Most of the atherosclerosis was in the large arteries of the body, including the abdominal aorta, as the investigators had found in 2009. However, the current study determined that key small arteries supplying the heart and brain were also involved. About 7 percent of the mummies had obstructions in their heart arteries, and 14 percent had blockages in the arteries to the brain — the carotid arteries — a leading cause of stroke.

“We found atherosclerosis in the heart and carotid arteries to be much more prevalent than previously imagined,” says co-investigator Dr. Michael Miyamoto, a cardiologist at Mission Internal Medical Group in Mission Viejo and a student in UCI’s Health Care Executive MBA program. “Some of the mummies had evidence of vascular disease that was surprisingly widespread, similar to some of our heart patients today.”

In addition, researchers documented that, similar to now, advancing age was highly predictive of the presence and severity of atherosclerosis. They couldn’t pinpoint the exact cause of death in the mummies, but symptoms consistent with cardiac pain – as accompanies a heart attack – have been described in ancient Egyptian scrolls.

To understand the lifestyles of ancient Egypt’s elite, the team worked with Egyptologists to review risk factors that might have affected the health of their hearts and arteries.

“We suspect — but do not know — that meat was a smaller part of their diet than ours today,” says Thomas, who also directs nuclear cardiology education at UCI. “We know that ancient Egyptians had an overall better diet and were more active, yet they still had the same disease we have.
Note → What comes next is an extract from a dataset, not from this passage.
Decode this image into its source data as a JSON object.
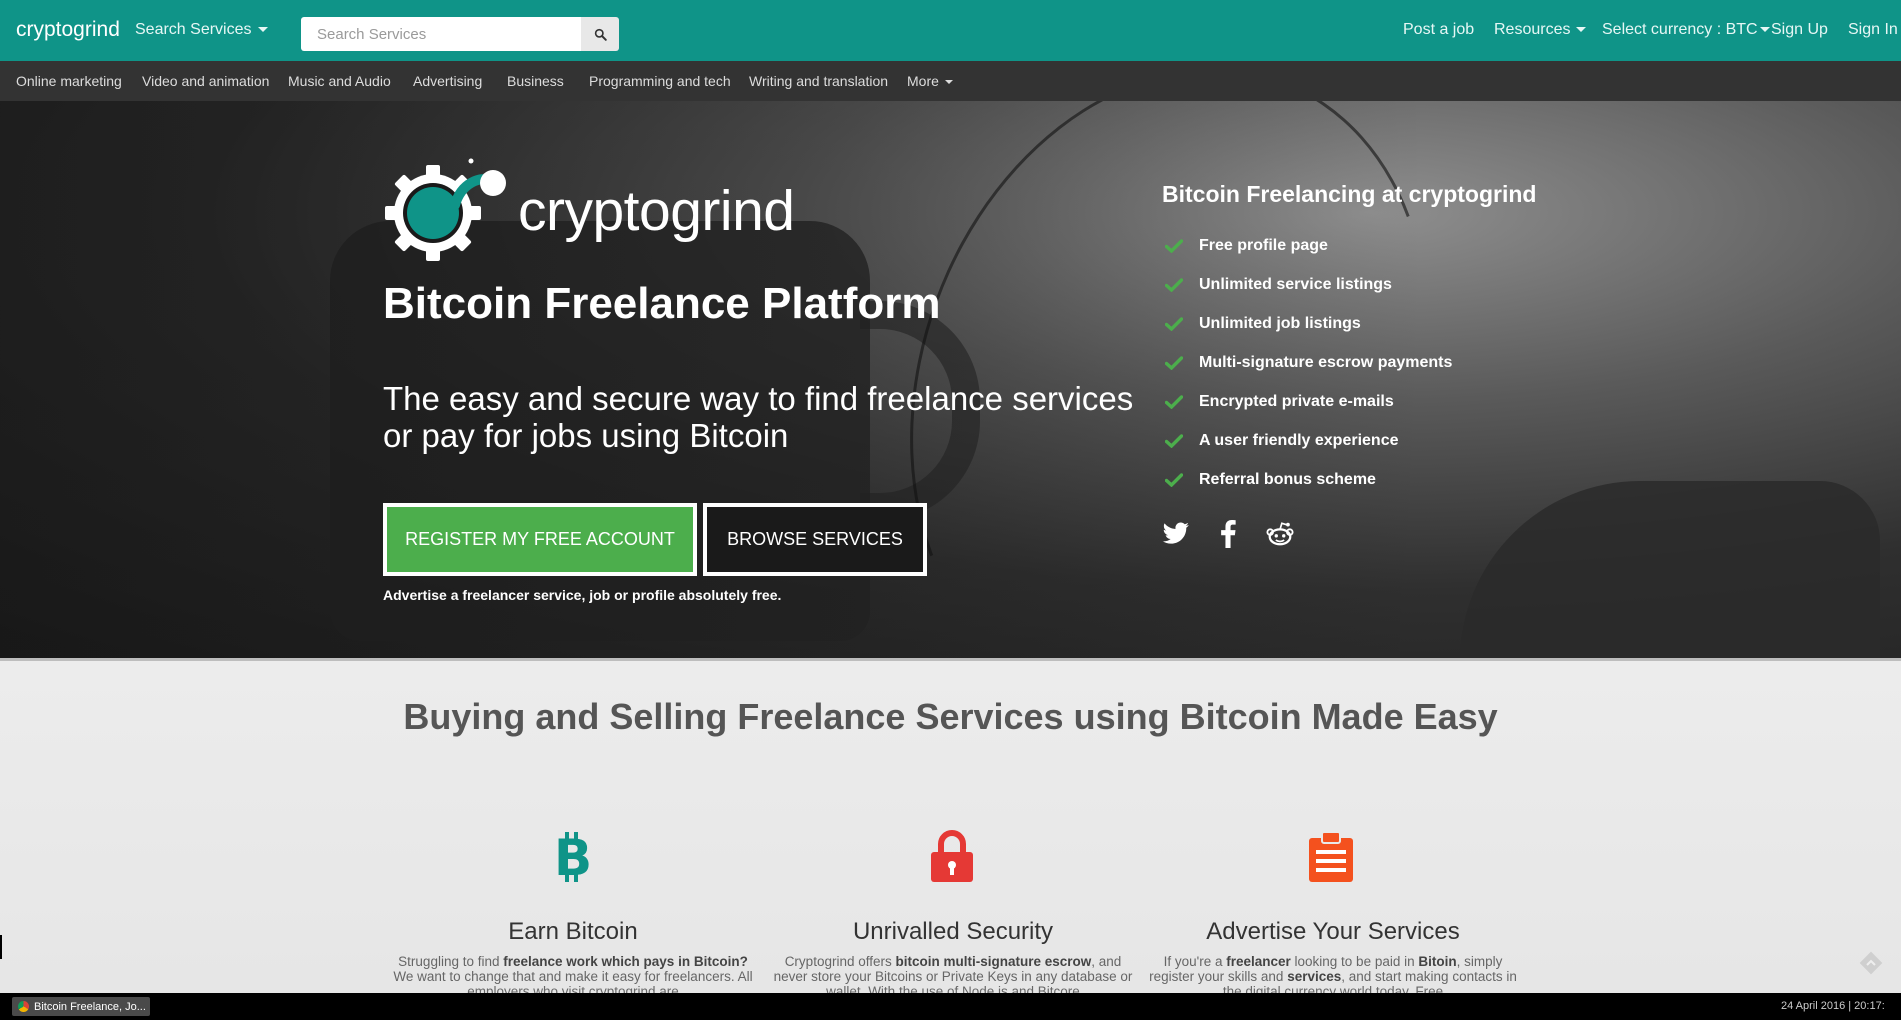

This discovery indicates that we don’t understand atherosclerosis and heart disease as well as we think we do.”

Thomas and his co-principal investigator, Dr. Adel Allam, a professor of cardiology at Cairo’s Al-Azhar University, believe the data suggest that genetic factors are more important in the development of atherosclerosis than previously thought. They caution, however, that a genetic predisposition makes it even more important to carefully manage risk factors that can be controlled to postpone and minimize the disease.

“Recent studies have shown that by not smoking and by keeping blood pressure and cholesterol levels low, calcification of our arteries is delayed,” Allam says. “From what we can tell with this study, humans are predisposed to atherosclerosis, so it behooves us to take the measures necessary to delay it as much as we can.”

“If we live long enough,” Miyamoto adds, “we may all develop some degree of hardening of the arteries. Our goal may well be to die with atherosclerosis and not of it.”

The researchers presented their findings April 3 at the American College of Cardiology’s annual meeting in New Orleans. The study, which appears in the April 2011 issue of the Journal of the American College of Cardiology: Cardiovascular Imaging, was funded by the National Bank of Egypt, Siemens and St. Luke’s Hospital Foundation.